Bagi kita yang melihat, pasti jijik. Tapi justru itu daya tariknya. Jutaan orang dari seluruh dunia mampir ke tempat ini untuk melihat dan ikut menempelkan permen karet yang sudah mereka kunyah. Kuman? Jangan tanya, pasti banyak. Dan kamu jangan sampai lupa membawa sanitizer saat ke tempat ini.
Tempat unik ini berada di pusat Pike Place Market, Seattle, Amerika Serikat. Begitu banyak permen karet menempel di dinding dengan berbagai warna. Dan kondisi yang menjijikkan ini menjadi daya tarik wisatawan dari berbagai penjuru dunia untuk mengunjungi Seattle.
Tempat ini dibentuk bukan karena kesengajaan. Banyaknya permen karet yang menempel di dinding ini terjadi sejak awal tahun 1900-an. Pada masa itu banyak sekali orang yang mengantre untuk mendapatkan dan membeli tiket ke Market Theater. Teater ini sangat terkenal pada masa itu karena pertunjukan yang mereka berikan sangat menegangkan. Dan karena saking banyaknya yang mengantre, orang-orang yang mengunyah permen karet dan berdatangan di situ menempelkan sisa permen mereka di dinding. Akhirnya, terciptalah karya seni abstrak dari budaya mengunyah permen karet di Seattle.

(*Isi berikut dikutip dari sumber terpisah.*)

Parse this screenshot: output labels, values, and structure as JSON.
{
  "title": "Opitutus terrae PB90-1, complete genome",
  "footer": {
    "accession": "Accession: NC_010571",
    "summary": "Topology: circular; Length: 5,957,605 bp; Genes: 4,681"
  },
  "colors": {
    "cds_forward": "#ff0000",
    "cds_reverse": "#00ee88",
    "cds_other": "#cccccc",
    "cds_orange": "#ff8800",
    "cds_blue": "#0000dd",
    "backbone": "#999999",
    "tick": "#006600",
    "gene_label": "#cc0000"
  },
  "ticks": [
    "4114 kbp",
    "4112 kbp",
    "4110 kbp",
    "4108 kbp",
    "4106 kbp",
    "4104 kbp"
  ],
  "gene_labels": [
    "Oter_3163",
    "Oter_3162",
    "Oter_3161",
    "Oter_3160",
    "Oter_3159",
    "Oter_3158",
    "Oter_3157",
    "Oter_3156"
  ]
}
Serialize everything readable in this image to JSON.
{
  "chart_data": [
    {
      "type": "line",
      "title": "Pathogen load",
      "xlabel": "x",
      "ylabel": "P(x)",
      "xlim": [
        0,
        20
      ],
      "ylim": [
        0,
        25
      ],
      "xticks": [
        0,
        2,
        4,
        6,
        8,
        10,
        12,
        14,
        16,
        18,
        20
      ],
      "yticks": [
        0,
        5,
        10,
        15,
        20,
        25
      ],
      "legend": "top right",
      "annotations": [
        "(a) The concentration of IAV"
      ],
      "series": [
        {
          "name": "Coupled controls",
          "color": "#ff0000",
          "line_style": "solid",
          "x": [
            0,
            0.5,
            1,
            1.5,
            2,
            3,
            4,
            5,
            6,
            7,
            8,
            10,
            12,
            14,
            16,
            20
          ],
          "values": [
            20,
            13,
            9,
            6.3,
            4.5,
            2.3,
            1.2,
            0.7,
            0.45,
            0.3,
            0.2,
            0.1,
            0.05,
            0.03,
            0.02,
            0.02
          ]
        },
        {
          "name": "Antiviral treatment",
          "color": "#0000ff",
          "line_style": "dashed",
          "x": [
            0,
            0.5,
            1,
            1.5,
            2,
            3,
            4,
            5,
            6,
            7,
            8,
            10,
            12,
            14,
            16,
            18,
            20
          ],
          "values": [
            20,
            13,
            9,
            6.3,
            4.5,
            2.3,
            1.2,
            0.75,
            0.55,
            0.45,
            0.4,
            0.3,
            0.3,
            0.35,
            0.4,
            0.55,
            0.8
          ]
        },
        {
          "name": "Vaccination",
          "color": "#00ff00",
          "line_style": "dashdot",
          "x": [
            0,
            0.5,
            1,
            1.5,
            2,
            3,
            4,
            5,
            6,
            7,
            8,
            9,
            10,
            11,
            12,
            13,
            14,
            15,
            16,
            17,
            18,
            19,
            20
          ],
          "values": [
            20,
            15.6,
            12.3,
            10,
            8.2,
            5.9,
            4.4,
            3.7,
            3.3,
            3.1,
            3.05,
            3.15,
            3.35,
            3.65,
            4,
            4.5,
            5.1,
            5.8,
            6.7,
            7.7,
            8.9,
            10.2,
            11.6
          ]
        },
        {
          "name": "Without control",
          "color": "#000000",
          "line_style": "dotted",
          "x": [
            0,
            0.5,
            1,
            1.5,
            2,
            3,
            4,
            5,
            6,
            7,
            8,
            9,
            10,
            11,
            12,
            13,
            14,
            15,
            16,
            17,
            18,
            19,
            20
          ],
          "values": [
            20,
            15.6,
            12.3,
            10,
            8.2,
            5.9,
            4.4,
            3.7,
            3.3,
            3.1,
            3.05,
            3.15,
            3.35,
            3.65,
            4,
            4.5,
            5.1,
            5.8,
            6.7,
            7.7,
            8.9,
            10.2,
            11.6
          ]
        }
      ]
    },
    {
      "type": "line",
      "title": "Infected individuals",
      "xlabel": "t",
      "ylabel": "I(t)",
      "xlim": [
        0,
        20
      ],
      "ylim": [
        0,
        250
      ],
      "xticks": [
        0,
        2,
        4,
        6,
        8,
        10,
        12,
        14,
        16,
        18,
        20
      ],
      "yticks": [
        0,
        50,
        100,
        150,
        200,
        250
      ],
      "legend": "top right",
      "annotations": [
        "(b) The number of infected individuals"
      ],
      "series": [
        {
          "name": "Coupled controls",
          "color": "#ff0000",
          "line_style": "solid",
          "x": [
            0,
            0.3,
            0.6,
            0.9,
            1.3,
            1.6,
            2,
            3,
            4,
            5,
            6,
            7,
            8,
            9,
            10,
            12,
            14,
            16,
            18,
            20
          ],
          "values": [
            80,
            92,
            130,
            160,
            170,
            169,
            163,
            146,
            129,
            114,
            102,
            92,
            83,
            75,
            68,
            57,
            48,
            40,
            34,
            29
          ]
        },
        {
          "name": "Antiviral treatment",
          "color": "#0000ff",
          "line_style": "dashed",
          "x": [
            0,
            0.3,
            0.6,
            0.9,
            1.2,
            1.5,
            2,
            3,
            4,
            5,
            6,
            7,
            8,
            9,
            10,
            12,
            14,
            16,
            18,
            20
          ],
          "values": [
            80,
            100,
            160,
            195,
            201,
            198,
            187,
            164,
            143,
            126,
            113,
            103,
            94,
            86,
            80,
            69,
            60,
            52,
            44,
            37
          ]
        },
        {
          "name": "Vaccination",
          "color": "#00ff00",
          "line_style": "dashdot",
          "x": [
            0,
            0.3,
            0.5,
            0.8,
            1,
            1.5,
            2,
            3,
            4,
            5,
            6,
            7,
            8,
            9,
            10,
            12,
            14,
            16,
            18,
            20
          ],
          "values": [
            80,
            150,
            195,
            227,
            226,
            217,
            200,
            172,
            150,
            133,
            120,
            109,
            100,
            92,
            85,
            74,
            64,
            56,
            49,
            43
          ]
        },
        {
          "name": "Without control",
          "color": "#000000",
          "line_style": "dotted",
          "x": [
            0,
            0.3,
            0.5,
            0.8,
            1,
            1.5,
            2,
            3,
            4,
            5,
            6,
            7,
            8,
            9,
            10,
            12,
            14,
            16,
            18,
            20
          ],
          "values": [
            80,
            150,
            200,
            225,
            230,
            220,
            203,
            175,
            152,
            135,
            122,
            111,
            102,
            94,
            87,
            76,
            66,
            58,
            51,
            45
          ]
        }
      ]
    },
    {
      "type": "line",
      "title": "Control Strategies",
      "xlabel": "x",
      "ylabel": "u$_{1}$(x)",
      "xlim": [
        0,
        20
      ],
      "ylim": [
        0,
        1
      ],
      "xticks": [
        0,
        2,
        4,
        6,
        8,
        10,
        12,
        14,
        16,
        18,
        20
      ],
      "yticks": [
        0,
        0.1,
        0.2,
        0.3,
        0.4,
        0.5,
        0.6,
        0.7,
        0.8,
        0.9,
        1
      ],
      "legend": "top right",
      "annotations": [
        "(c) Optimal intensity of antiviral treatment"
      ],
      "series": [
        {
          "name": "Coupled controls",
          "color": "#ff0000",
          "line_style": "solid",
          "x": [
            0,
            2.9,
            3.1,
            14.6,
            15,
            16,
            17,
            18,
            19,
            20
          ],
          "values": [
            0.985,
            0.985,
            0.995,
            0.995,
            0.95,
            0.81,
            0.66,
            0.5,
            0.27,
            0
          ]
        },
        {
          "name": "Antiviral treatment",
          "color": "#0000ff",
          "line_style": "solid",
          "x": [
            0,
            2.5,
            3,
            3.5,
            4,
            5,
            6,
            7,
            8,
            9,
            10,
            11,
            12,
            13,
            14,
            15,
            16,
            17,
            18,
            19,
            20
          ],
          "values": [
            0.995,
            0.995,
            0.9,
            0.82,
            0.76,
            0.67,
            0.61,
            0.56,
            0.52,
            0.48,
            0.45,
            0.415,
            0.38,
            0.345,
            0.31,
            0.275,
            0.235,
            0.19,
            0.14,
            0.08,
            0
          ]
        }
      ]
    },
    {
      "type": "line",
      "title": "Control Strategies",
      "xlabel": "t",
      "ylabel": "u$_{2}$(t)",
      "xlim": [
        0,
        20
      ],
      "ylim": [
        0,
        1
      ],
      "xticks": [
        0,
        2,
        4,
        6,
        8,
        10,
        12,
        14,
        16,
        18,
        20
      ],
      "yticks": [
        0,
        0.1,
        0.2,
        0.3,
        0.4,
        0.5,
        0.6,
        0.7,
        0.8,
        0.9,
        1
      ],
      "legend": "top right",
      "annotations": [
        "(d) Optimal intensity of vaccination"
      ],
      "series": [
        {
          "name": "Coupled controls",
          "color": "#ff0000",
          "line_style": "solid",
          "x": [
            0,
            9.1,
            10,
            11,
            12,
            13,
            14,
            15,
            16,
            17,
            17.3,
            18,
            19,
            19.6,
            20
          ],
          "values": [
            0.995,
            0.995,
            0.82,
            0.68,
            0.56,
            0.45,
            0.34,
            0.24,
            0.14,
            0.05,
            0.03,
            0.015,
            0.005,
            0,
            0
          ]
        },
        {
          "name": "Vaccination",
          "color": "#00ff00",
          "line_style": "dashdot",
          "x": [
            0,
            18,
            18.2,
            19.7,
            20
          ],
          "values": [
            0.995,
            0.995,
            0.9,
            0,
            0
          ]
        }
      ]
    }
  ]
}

Dinding Permen Karet & Seni
Dinding permen karet ini mulai terlihat menarik saat sudah ada satu lapisan permen karet pada dindingnya. Orang-orang mulai menyadari bahwa semburat warna dari sisa permen karet ini terlihat menarik, bahkan dianggap indah oleh banyak orang. Kebiasaan aneh ini pelan-pelan menjadi sebuah tradisi unik nan jorok yang bisa diterima publik.
Seiring waktu, The Gum Wall tidak hanya sekedar kumpulan permen karet saja. Tapi dinding ini akhirnya menjadi atraksi seni abstrak yang menarik banyak orang untuk berkunjung dan melihatnya. Pengunjung seringkali menambahkan permen karet dengan pola-pola yang mereka inginkan. Seperti membuat nama, dan bahkan membuat patung kecil.
Daya Tarik & Kontroversi
Pemerintah setempat sempat merasa tidak nyaman akan hadirnya permen karet yang seperti ini. Mereka menganggapnya jorok. Pembersihan berkala pun dilakukan agar bangunan tetap terlihat bersih dan kota tampak teratur. Di sisi lain, bangunannya adalah jejak sejarah.
Namun beberapa orang berpendapat bahwa menghilangkan lapisan permen karet sendiri adalah bentuk dari tindakan menghilangkan sejarah. Bagaimanapun juga, sejarah terbentuk dari perilaku dan tindakan masyarakat di masa lalu. Setiap jejaknya adalah sejarah yang harus terekam dan diceritakan sepanjang masa.
Pemerintah setempat pun akhirnya menyetujui usulan kebanyakan orang tersebut, dan kini The Gum Wall telah diakui sebagai daya tarik internasional. Banyak wisatawan dari seluruh dunia mengunjungi Pike Place Market untuk melihat instalasi seni yang tidak konvensional ini. Banyak media menganggap tempat ini menjadi tempat wisata paling berkuman di dunia.
The Gum Wall menjadi bukti sifat komunal Seattle. Adanya jejak permen karet pada dinding ini sebagai bukti yang terus berkembang akan semangat inklusivitas dan ekspresi kreatif kota ini. Pengunjung dari manapun boleh menempelkan permen karetnya di dinding ini. Mereka boleh meninggalkan jejak di kanvas yang tidak biasa. Dan sekaliigus, berkontribusi pada karya seni kolektif dari berbagai penjuru dunia.
Tempat Foto Menarik
Image via Visitlo
Tembok ini memiliki spot foto menarik. Berdasarkan ulasan di TripAdvisor, pengunjung seringkali mengambil foto berlatar belakang dinding permen karet. Banyak dari mereka berpikir bahwa tempat ini keren sekaligus juga jorok. Memang budaya manusia tidak pernah bisa ditebak.